Mantan Wakil Gubernur DKI Prijanto juga menyoroti keganjilan proses serah-terima Taman BMW. Prijanto mendapat laporan dari Donald dan kawan-kawan pada September 2012, sebelum mundur dari jabatannya. Prijanto pun melakukan gelar perkara. Kesimpulannya: ada masalah dalam berita acara serah-terima dan surat pengalihan hak tanah.
Prijanto menguraikan, kejanggalan antara lain terdapat pada alamat yang tertera dalam berita acara serah-terima. Tertulis dalam dokumen itu bahwa tanah yang diserahkan terletak di Jalan Rumah Sakit Koja, Kelurahan Papanggo.

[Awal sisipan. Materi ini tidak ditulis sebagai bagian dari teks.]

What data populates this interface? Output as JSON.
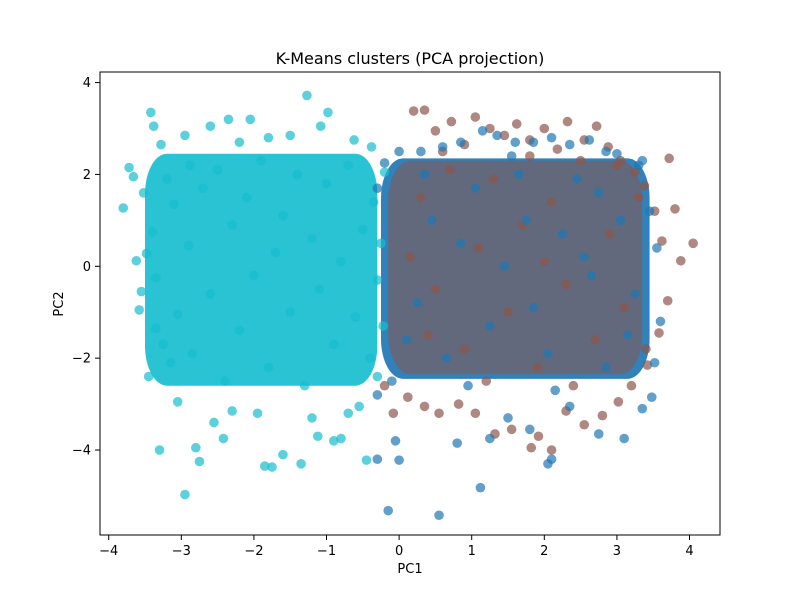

Sedangkan tanah yang ditunjuk Trihatma adalah lahan Taman BMW di Jalan R.E. Martadinata.
Salah satu direktur di Agung Podomoro, Indra Wijaya, pernah mengatakan tanah yang dimaksud dalam berita acara adalah Taman BMW yang kini terletak di Jalan R.E. Martadinata. "Dulu jalan itu dikenal dengan Jalan Rumah Sakit Koja," kata Indra.

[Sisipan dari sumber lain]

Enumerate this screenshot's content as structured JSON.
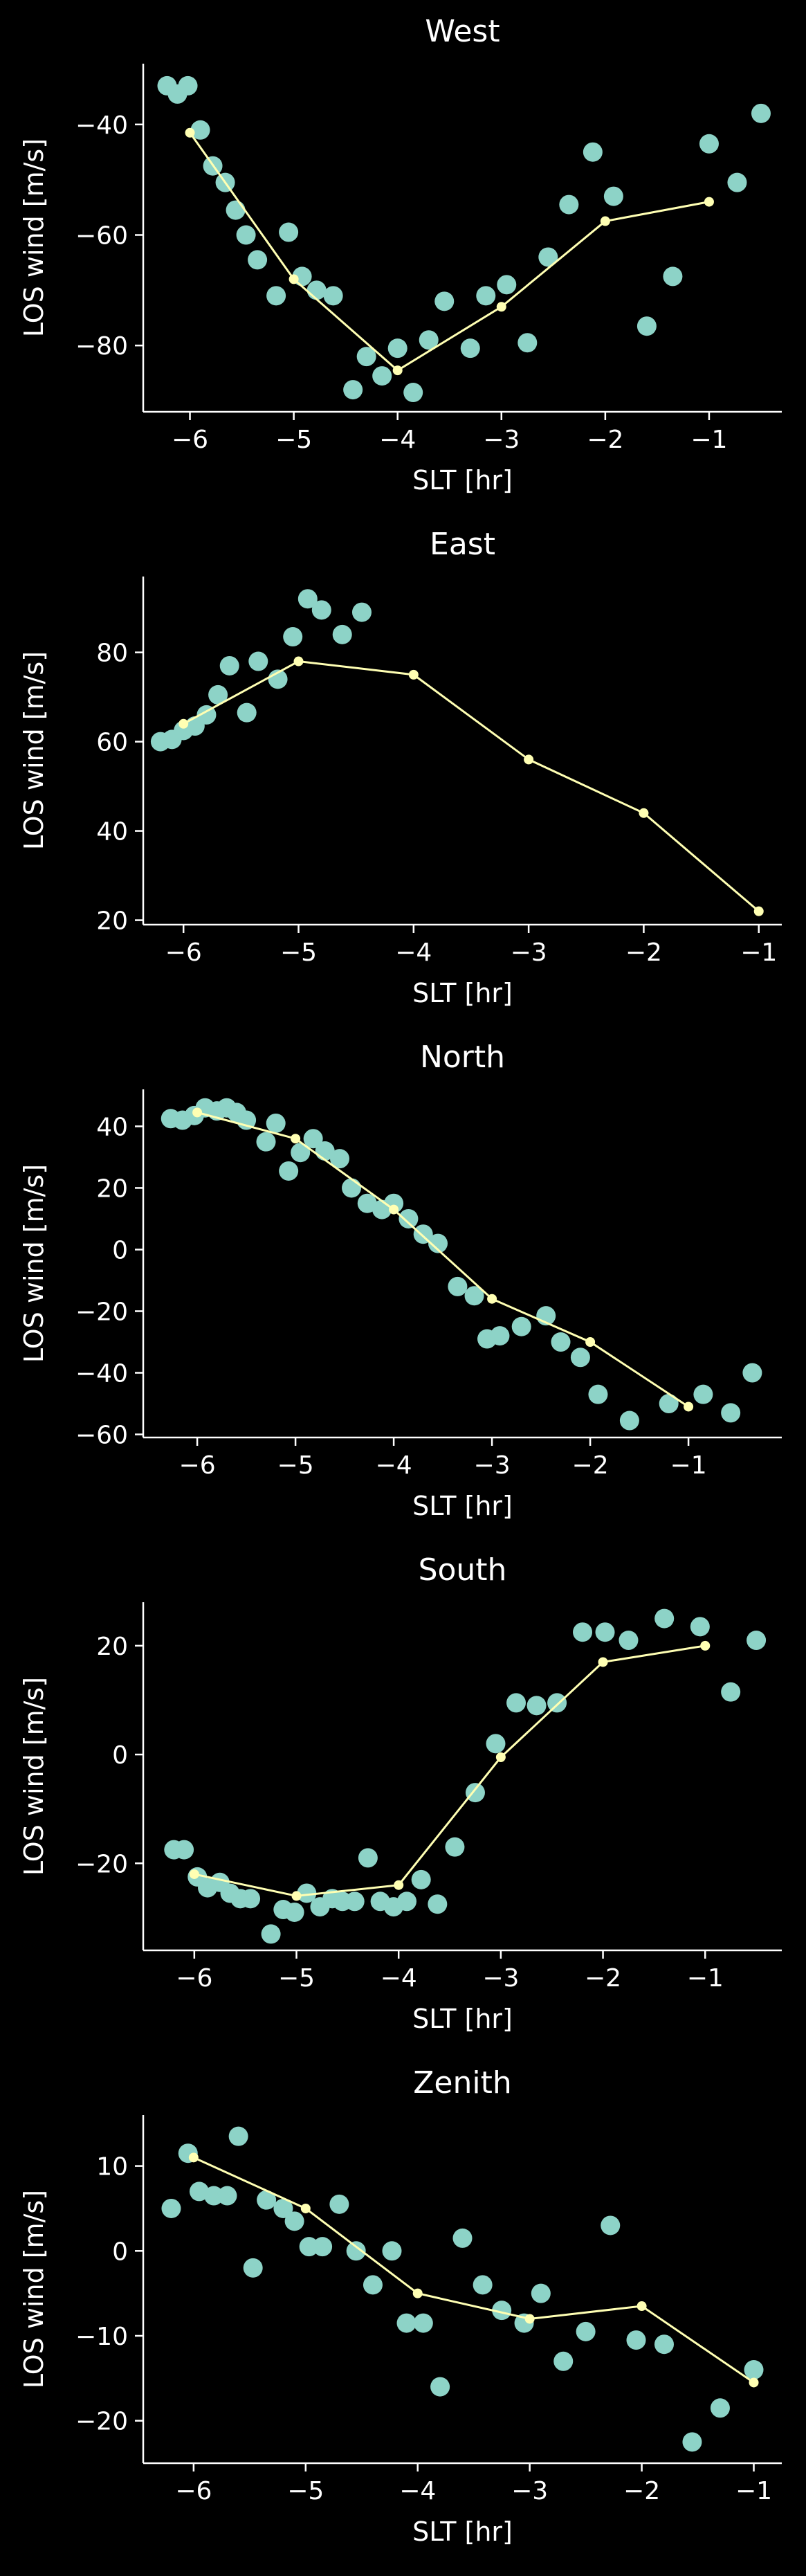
{
  "chart_data": [
    {
      "type": "scatter",
      "title": "West",
      "xlabel": "SLT [hr]",
      "ylabel": "LOS wind [m/s]",
      "xlim": [
        -6.45,
        -0.3
      ],
      "ylim": [
        -92,
        -29
      ],
      "xticks": [
        -6,
        -5,
        -4,
        -3,
        -2,
        -1
      ],
      "yticks": [
        -80,
        -60,
        -40
      ],
      "grid": false,
      "colors": {
        "points": "#8dd3c7",
        "line": "#ffffb3",
        "axes": "#ffffff",
        "background": "#000000"
      },
      "series": [
        {
          "kind": "points",
          "x": [
            -6.22,
            -6.12,
            -6.02,
            -5.9,
            -5.78,
            -5.66,
            -5.56,
            -5.46,
            -5.35,
            -5.17,
            -5.05,
            -4.92,
            -4.78,
            -4.62,
            -4.43,
            -4.3,
            -4.15,
            -4.0,
            -3.85,
            -3.7,
            -3.55,
            -3.3,
            -3.15,
            -2.95,
            -2.75,
            -2.55,
            -2.35,
            -2.12,
            -1.92,
            -1.6,
            -1.35,
            -1.0,
            -0.73,
            -0.5
          ],
          "y": [
            -33,
            -34.5,
            -33,
            -41,
            -47.5,
            -50.5,
            -55.5,
            -60,
            -64.5,
            -71,
            -59.5,
            -67.5,
            -70,
            -71,
            -88,
            -82,
            -85.5,
            -80.5,
            -88.5,
            -79,
            -72,
            -80.5,
            -71,
            -69,
            -79.5,
            -64,
            -54.5,
            -45,
            -53,
            -76.5,
            -67.5,
            -43.5,
            -50.5,
            -38
          ]
        },
        {
          "kind": "line",
          "x": [
            -6,
            -5,
            -4,
            -3,
            -2,
            -1
          ],
          "y": [
            -41.5,
            -68,
            -84.5,
            -73,
            -57.5,
            -54
          ]
        }
      ]
    },
    {
      "type": "scatter",
      "title": "East",
      "xlabel": "SLT [hr]",
      "ylabel": "LOS wind [m/s]",
      "xlim": [
        -6.35,
        -0.8
      ],
      "ylim": [
        19,
        97
      ],
      "xticks": [
        -6,
        -5,
        -4,
        -3,
        -2,
        -1
      ],
      "yticks": [
        20,
        40,
        60,
        80
      ],
      "grid": false,
      "colors": {
        "points": "#8dd3c7",
        "line": "#ffffb3",
        "axes": "#ffffff",
        "background": "#000000"
      },
      "series": [
        {
          "kind": "points",
          "x": [
            -6.2,
            -6.1,
            -6.0,
            -5.9,
            -5.8,
            -5.7,
            -5.6,
            -5.45,
            -5.35,
            -5.18,
            -5.05,
            -4.92,
            -4.8,
            -4.62,
            -4.45
          ],
          "y": [
            60,
            60.5,
            62.5,
            63.5,
            66,
            70.5,
            77,
            66.5,
            78,
            74,
            83.5,
            92,
            89.5,
            84,
            89
          ]
        },
        {
          "kind": "line",
          "x": [
            -6,
            -5,
            -4,
            -3,
            -2,
            -1
          ],
          "y": [
            64,
            78,
            75,
            56,
            44,
            22
          ]
        }
      ]
    },
    {
      "type": "scatter",
      "title": "North",
      "xlabel": "SLT [hr]",
      "ylabel": "LOS wind [m/s]",
      "xlim": [
        -6.55,
        -0.05
      ],
      "ylim": [
        -61,
        52
      ],
      "xticks": [
        -6,
        -5,
        -4,
        -3,
        -2,
        -1
      ],
      "yticks": [
        -60,
        -40,
        -20,
        0,
        20,
        40
      ],
      "grid": false,
      "colors": {
        "points": "#8dd3c7",
        "line": "#ffffb3",
        "axes": "#ffffff",
        "background": "#000000"
      },
      "series": [
        {
          "kind": "points",
          "x": [
            -6.27,
            -6.15,
            -6.03,
            -5.92,
            -5.8,
            -5.7,
            -5.6,
            -5.5,
            -5.3,
            -5.2,
            -5.07,
            -4.95,
            -4.82,
            -4.7,
            -4.55,
            -4.43,
            -4.27,
            -4.12,
            -4.0,
            -3.85,
            -3.7,
            -3.55,
            -3.35,
            -3.18,
            -3.05,
            -2.92,
            -2.7,
            -2.45,
            -2.3,
            -2.1,
            -1.92,
            -1.6,
            -1.2,
            -0.85,
            -0.57,
            -0.35
          ],
          "y": [
            42.5,
            42,
            43.5,
            46,
            45,
            46,
            44.5,
            42,
            35,
            41,
            25.5,
            31.5,
            36,
            32,
            29.5,
            20,
            15,
            13,
            15,
            10,
            5,
            2,
            -12,
            -15,
            -29,
            -28,
            -25,
            -21.5,
            -30,
            -35,
            -47,
            -55.5,
            -50,
            -47,
            -53,
            -40
          ]
        },
        {
          "kind": "line",
          "x": [
            -6,
            -5,
            -4,
            -3,
            -2,
            -1
          ],
          "y": [
            44.5,
            36,
            13,
            -16,
            -30,
            -51
          ]
        }
      ]
    },
    {
      "type": "scatter",
      "title": "South",
      "xlabel": "SLT [hr]",
      "ylabel": "LOS wind [m/s]",
      "xlim": [
        -6.5,
        -0.25
      ],
      "ylim": [
        -36,
        28
      ],
      "xticks": [
        -6,
        -5,
        -4,
        -3,
        -2,
        -1
      ],
      "yticks": [
        -20,
        0,
        20
      ],
      "grid": false,
      "colors": {
        "points": "#8dd3c7",
        "line": "#ffffb3",
        "axes": "#ffffff",
        "background": "#000000"
      },
      "series": [
        {
          "kind": "points",
          "x": [
            -6.2,
            -6.1,
            -5.97,
            -5.87,
            -5.75,
            -5.65,
            -5.55,
            -5.45,
            -5.25,
            -5.13,
            -5.02,
            -4.9,
            -4.77,
            -4.65,
            -4.55,
            -4.43,
            -4.3,
            -4.18,
            -4.05,
            -3.92,
            -3.78,
            -3.62,
            -3.45,
            -3.25,
            -3.05,
            -2.85,
            -2.65,
            -2.45,
            -2.2,
            -1.98,
            -1.75,
            -1.4,
            -1.05,
            -0.75,
            -0.5
          ],
          "y": [
            -17.5,
            -17.5,
            -22.5,
            -24.5,
            -23.5,
            -25.5,
            -26.5,
            -26.5,
            -33,
            -28.5,
            -29,
            -25.5,
            -28,
            -26.5,
            -27,
            -27,
            -19,
            -27,
            -28,
            -27,
            -23,
            -27.5,
            -17,
            -7,
            2,
            9.5,
            9,
            9.5,
            22.5,
            22.5,
            21,
            25,
            23.5,
            11.5,
            21
          ]
        },
        {
          "kind": "line",
          "x": [
            -6,
            -5,
            -4,
            -3,
            -2,
            -1
          ],
          "y": [
            -22,
            -26,
            -24,
            -0.5,
            17,
            20
          ]
        }
      ]
    },
    {
      "type": "scatter",
      "title": "Zenith",
      "xlabel": "SLT [hr]",
      "ylabel": "LOS wind [m/s]",
      "xlim": [
        -6.45,
        -0.75
      ],
      "ylim": [
        -25,
        16
      ],
      "xticks": [
        -6,
        -5,
        -4,
        -3,
        -2,
        -1
      ],
      "yticks": [
        -20,
        -10,
        0,
        10
      ],
      "grid": false,
      "colors": {
        "points": "#8dd3c7",
        "line": "#ffffb3",
        "axes": "#ffffff",
        "background": "#000000"
      },
      "series": [
        {
          "kind": "points",
          "x": [
            -6.2,
            -6.05,
            -5.95,
            -5.82,
            -5.7,
            -5.6,
            -5.47,
            -5.35,
            -5.2,
            -5.1,
            -4.97,
            -4.85,
            -4.7,
            -4.55,
            -4.4,
            -4.23,
            -4.1,
            -3.95,
            -3.8,
            -3.6,
            -3.42,
            -3.25,
            -3.05,
            -2.9,
            -2.7,
            -2.5,
            -2.28,
            -2.05,
            -1.8,
            -1.55,
            -1.3,
            -1.0
          ],
          "y": [
            5,
            11.5,
            7,
            6.5,
            6.5,
            13.5,
            -2,
            6,
            5,
            3.5,
            0.5,
            0.5,
            5.5,
            0,
            -4,
            0,
            -8.5,
            -8.5,
            -16,
            1.5,
            -4,
            -7,
            -8.5,
            -5,
            -13,
            -9.5,
            3,
            -10.5,
            -11,
            -22.5,
            -18.5,
            -14
          ]
        },
        {
          "kind": "line",
          "x": [
            -6,
            -5,
            -4,
            -3,
            -2,
            -1
          ],
          "y": [
            11,
            5,
            -5,
            -8,
            -6.5,
            -15.5
          ]
        }
      ]
    }
  ]
}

Prijanto juga mempertanyakan surat pelepasan hak dari para penggarap tanah kepada pengembang pada 1990. Dokumen itu konon menjadi dasar pengurusan sertifikat hak pakai ke kantor BPN pada 2003. "Andaikan benar pada 1990 tanah sudah di tangan pengembang, terus muncul hak pakai pada 2003, tentu tanahnya kini sudah bisa disertifikatkan," ujar Prijanto.
Pada pertengahan Oktober lalu Tempo mengirim surat permohonan wawancara kepada Trihatma. Namun sekretaris Trihatma bernama Andar selalu mengatakan bahwa atasan dia sedang bepergian ke luar kota.
Wakil Gubernur DKI Basuki Tjahaja Purnama menyatakan Pemerintah Provinsi DKI tak mau terlibat terlalu jauh dalam lingkaran konflik lahan Taman BMW. "Itu bukan urusan kami." Prinsipnya, kata Basuki, kalau Podomoro dan kawan-kawan belum menyelesaikan sertifikat, "Mereka masih punya kewajiban kepada kami."
Kepala Kantor Pertanahan Jakarta Utara, Gabriel Triwibawa, menyatakan instansinya kini masih meneliti kelengkapan berkas permohonan permintaan pembuatan sertifikat dari PT Agung Podomoro. Selain Podomoro, ada empat permintaan untuk membuat sertifikat di atas lahan yang sama. Karena itu, BPN memilih berhati-hati. "Jangan sampai aset yang tidak clean and clear dibuatkan sertifikat. Itu bisa berbuntut panjang," kata Gabriel.
Yuliawati, Sutji Decilya
Mantan Jaksa Intelijen T.S. Limbong:
Semua Sudah Saya Periksa
Kasus Taman BMW pernah masuk Kejaksaan Agung. Di bawah pimpinan jaksa T.S. Limbong, pada 2009 Kejaksaan memanggil dan memeriksa semua orang yang berkaitan dengan lahan seluas 26,5 hektare itu. Dari penyelidikannya, Limbong menyimpulkan ada dugaan tindak pidana korupsi di balik kasus ini. "Dan korupsi itu dilakukan bersama-sama," ujarnya.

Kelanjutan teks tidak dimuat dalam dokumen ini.